Blockchain y transparencia: tecnología contra la opacidad en la gestión pública 🔗
Frente a estos fallos, la tecnología ofrece alternativas concretas. Un sistema de registro de gastos basado en blockchain permitiría auditorías en tiempo real, inmutables y accesibles para cualquier ciudadano. Cada transacción quedaría sellada y verificable sin intermediarios. Además, herramientas de inteligencia artificial pueden detectar patrones anómalos en licitaciones o contratos, alertando antes de que el agujero se haga grande. No es ciencia ficción, es aplicar código donde fallan las personas.

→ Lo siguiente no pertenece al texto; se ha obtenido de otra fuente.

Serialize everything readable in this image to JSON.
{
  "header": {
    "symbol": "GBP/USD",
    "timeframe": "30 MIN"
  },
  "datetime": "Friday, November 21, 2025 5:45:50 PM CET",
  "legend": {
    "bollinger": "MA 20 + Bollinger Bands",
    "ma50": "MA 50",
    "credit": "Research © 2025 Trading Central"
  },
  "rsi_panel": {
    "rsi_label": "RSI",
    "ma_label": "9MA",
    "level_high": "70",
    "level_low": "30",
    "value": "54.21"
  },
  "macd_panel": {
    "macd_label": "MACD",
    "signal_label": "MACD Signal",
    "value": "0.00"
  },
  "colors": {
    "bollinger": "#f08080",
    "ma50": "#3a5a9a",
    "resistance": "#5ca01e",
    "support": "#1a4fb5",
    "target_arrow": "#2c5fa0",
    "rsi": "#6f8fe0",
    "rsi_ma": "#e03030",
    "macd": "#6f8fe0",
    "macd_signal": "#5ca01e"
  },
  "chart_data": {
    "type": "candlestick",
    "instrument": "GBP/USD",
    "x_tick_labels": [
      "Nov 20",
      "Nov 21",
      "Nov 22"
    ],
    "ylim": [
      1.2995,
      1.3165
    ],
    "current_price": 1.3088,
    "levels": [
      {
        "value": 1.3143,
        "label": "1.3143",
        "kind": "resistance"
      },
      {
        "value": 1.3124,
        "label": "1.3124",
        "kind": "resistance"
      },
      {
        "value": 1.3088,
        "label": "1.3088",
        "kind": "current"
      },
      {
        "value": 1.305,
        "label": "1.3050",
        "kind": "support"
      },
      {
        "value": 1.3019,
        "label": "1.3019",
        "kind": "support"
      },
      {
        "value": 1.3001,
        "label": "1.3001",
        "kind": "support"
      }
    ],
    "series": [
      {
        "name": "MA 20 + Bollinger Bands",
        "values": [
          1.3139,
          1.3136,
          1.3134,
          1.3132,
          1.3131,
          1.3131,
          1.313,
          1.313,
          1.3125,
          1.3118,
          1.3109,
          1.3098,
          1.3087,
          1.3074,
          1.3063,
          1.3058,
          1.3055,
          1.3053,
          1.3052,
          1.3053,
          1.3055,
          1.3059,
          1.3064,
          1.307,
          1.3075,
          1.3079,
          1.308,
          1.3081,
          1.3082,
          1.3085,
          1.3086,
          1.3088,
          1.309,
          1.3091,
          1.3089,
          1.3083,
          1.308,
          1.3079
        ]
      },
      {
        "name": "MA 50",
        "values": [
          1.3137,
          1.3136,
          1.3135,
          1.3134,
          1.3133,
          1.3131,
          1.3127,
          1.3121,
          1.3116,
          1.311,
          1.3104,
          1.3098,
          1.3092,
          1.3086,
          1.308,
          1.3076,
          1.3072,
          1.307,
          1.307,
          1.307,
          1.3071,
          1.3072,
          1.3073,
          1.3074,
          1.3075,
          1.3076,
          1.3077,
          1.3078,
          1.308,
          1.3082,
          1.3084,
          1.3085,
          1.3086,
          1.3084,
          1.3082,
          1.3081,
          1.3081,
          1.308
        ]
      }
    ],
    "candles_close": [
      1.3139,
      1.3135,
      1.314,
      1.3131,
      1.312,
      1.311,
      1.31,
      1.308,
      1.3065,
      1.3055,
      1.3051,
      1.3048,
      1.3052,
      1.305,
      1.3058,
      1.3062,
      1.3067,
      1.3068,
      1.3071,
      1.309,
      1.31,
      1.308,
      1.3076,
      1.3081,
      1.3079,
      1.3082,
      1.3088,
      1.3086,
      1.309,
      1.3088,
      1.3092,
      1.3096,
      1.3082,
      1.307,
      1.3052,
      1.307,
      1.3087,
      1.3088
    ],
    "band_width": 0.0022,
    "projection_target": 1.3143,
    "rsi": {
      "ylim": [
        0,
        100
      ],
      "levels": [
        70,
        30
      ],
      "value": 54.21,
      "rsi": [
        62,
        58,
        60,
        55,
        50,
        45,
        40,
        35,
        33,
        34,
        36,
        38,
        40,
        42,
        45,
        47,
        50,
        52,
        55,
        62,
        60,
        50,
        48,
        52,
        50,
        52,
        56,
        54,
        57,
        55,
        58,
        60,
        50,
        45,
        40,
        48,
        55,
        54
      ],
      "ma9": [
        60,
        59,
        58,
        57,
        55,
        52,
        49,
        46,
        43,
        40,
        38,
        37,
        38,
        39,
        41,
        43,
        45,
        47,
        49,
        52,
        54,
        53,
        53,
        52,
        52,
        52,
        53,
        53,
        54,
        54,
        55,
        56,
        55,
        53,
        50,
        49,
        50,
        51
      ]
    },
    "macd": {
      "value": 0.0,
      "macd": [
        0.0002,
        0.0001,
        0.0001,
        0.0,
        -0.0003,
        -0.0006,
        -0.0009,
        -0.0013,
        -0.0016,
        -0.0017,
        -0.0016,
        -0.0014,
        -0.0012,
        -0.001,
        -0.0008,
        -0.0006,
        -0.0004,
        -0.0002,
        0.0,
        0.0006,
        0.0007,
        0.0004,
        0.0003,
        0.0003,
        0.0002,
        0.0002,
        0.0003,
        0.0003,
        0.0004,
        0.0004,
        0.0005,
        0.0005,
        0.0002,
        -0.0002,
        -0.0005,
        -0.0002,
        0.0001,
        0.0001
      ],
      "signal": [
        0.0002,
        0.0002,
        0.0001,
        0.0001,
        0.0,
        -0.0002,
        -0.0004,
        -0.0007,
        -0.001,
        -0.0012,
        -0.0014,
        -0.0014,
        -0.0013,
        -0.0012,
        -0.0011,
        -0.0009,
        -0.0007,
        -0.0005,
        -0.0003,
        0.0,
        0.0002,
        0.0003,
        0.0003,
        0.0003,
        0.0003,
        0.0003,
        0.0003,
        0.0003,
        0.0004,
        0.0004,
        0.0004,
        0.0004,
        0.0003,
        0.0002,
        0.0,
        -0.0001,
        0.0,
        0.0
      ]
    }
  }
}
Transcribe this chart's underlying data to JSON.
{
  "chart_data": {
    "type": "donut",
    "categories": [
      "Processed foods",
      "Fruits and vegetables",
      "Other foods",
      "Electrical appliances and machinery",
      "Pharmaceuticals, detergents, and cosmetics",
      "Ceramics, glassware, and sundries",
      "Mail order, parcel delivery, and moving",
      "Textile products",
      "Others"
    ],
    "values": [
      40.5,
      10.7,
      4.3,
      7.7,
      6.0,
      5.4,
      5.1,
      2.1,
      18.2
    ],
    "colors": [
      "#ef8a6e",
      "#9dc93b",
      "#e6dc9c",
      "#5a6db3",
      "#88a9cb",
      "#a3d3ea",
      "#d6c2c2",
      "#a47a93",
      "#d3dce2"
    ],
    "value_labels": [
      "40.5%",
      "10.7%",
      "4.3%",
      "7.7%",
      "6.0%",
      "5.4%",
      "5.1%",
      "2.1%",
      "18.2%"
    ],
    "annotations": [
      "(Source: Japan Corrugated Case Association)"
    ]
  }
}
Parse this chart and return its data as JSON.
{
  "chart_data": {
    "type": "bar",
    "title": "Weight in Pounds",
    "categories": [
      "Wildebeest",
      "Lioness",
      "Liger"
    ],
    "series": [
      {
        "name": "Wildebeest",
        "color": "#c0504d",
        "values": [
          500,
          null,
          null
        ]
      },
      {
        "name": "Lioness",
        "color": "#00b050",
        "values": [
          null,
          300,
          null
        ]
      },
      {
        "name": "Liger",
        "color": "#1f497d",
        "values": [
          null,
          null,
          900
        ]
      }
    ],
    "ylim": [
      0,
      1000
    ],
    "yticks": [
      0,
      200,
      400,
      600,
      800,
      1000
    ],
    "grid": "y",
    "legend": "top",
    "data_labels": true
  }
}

El interventor dimite, pero el agujero en las cuentas no se tapa solo 💸
El interventor se va, pero el dinero, probablemente, ya hizo las maletas antes. Ahora dicen que van a revisar los filtros éticos, como quien cambia la cerradura después de que el ladrón se llevó hasta la caja fuerte. Lo gracioso, o triste, es que el puesto de control lo ocupaba alguien que, según parece, controlaba más cómo esconder el botín que cómo cuadrar el presupuesto. Próximo capítulo: el sustituto jura que todo será distinto, mientras todos cruzamos los dedos.